ARSN is demanding that NB Power pressure its Colombian suppliers to improve their human rights record. Perez and his supporters in New Brunswick met with NB Power officials, along with the provincial minister of energy, Brenda Fowlie.

"They all stated that they were not aware of the issue until quite recently and welcomed the opportunity to discuss it with Jose Julio [Perez]," said Ramsay Hart, a member of ARSN who attended both meetings. "I think the personal connection that people made with [Perez] was also really important," Hart added.

NB Power did not return phone calls or e-mails from The Dominion.

Ninety per cent of Colombia's human rights violations are perpetrated in mining and petroleum exporting regions; 433 massacres in eight years, according to Amnesty International.
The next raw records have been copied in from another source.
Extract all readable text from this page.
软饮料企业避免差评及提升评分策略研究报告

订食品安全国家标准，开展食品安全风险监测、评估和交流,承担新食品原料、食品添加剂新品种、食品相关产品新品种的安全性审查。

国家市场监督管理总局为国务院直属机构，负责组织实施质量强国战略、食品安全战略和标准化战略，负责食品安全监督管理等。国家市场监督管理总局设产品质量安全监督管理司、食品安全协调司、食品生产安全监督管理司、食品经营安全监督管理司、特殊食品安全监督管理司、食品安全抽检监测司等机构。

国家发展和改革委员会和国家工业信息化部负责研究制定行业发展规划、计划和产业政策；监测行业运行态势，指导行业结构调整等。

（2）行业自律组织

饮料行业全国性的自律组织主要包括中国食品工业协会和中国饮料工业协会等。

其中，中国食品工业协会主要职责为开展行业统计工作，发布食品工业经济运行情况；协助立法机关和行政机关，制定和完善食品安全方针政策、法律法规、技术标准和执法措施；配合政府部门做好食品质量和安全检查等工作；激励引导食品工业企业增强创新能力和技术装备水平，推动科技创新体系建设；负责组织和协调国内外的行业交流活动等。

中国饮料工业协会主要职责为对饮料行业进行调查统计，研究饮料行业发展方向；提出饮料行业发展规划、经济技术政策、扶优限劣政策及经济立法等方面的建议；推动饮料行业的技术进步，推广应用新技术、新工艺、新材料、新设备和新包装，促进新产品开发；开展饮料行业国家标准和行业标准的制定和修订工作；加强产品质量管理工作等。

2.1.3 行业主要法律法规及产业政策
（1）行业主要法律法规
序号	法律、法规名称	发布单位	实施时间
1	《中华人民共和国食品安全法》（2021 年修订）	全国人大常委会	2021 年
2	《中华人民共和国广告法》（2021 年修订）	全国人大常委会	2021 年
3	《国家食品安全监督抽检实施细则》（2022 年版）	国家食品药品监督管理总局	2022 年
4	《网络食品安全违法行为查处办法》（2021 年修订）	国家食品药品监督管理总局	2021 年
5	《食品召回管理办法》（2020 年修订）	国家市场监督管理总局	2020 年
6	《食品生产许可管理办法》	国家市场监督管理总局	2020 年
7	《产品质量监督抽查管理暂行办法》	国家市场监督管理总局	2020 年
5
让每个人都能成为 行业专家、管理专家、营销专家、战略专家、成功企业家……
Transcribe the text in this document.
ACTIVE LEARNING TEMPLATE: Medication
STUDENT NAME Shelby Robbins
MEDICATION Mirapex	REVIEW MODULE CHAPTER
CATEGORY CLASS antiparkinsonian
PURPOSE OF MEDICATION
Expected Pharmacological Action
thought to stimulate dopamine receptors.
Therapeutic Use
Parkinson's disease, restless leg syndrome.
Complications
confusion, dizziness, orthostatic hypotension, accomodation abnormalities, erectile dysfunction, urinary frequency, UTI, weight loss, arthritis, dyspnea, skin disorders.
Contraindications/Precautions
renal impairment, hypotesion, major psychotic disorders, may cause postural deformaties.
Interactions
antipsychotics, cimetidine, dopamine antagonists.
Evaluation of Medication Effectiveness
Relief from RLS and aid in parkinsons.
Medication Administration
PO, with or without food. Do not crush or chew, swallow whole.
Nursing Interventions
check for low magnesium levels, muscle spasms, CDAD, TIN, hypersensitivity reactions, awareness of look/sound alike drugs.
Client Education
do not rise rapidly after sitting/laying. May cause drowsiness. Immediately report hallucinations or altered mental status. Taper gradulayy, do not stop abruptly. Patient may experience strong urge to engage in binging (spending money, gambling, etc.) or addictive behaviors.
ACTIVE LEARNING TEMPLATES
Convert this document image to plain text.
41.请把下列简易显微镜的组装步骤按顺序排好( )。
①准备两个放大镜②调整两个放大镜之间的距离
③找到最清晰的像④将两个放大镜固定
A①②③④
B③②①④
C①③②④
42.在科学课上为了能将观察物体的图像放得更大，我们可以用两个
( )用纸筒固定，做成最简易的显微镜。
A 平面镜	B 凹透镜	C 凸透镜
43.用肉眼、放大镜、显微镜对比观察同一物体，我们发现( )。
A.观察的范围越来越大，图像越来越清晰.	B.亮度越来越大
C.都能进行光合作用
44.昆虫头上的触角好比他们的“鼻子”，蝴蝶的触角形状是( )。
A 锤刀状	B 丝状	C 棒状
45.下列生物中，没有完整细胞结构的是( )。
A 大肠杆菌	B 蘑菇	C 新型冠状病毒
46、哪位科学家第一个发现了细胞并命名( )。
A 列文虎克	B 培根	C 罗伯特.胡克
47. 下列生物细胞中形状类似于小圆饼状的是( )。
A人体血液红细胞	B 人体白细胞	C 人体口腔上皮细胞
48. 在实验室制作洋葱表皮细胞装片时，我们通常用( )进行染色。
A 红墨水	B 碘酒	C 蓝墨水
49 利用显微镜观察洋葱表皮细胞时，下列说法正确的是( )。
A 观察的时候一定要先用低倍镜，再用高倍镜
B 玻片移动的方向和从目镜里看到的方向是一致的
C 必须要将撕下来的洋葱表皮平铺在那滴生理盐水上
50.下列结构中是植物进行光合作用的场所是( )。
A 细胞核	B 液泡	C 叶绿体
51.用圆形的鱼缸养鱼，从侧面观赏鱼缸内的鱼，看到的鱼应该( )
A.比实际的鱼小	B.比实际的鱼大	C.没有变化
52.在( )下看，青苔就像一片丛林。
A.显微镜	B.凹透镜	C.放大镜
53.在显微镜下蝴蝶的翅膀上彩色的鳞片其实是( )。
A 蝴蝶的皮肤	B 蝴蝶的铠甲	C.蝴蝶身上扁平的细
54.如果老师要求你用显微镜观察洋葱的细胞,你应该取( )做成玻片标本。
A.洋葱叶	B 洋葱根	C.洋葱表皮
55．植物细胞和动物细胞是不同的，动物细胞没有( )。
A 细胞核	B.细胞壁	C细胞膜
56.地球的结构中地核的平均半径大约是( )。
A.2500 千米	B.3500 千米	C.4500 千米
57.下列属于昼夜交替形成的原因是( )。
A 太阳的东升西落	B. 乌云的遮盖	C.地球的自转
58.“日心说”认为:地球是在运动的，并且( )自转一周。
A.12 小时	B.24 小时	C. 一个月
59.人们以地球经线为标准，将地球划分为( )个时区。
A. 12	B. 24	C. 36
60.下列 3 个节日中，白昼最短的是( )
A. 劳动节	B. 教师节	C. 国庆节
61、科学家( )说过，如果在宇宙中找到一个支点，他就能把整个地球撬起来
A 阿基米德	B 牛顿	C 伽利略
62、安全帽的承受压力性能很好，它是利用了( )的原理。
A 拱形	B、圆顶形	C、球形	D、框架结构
In 2001 alone, Canadian corporations invested $869 million in the mining and petroleum sectors in Colombia.

"There are coal mining co-operatives in Colombia that have good human rights records," says Francisco Ramirez, president of Colombia's National Mine Workers' Union, who has found common cause with Jose Julio Perez and other villagers displaced by the mines. "They [worker mining co-operatives] sell coal at the world market price, so I don't know why NB Power won't even consider switching, at least until the situation improves at Cerrejon," said Ramirez.

Activists from New Brunswick are sending mock power bills to NB Power, showcasing the "real costs" of Colombian coal that include an "immeasurable human cost." They are also planning a conference in Colombia for August 9, which will take place near the mine and feature presentations for unions, displaced communities, local officials and other stakeholders.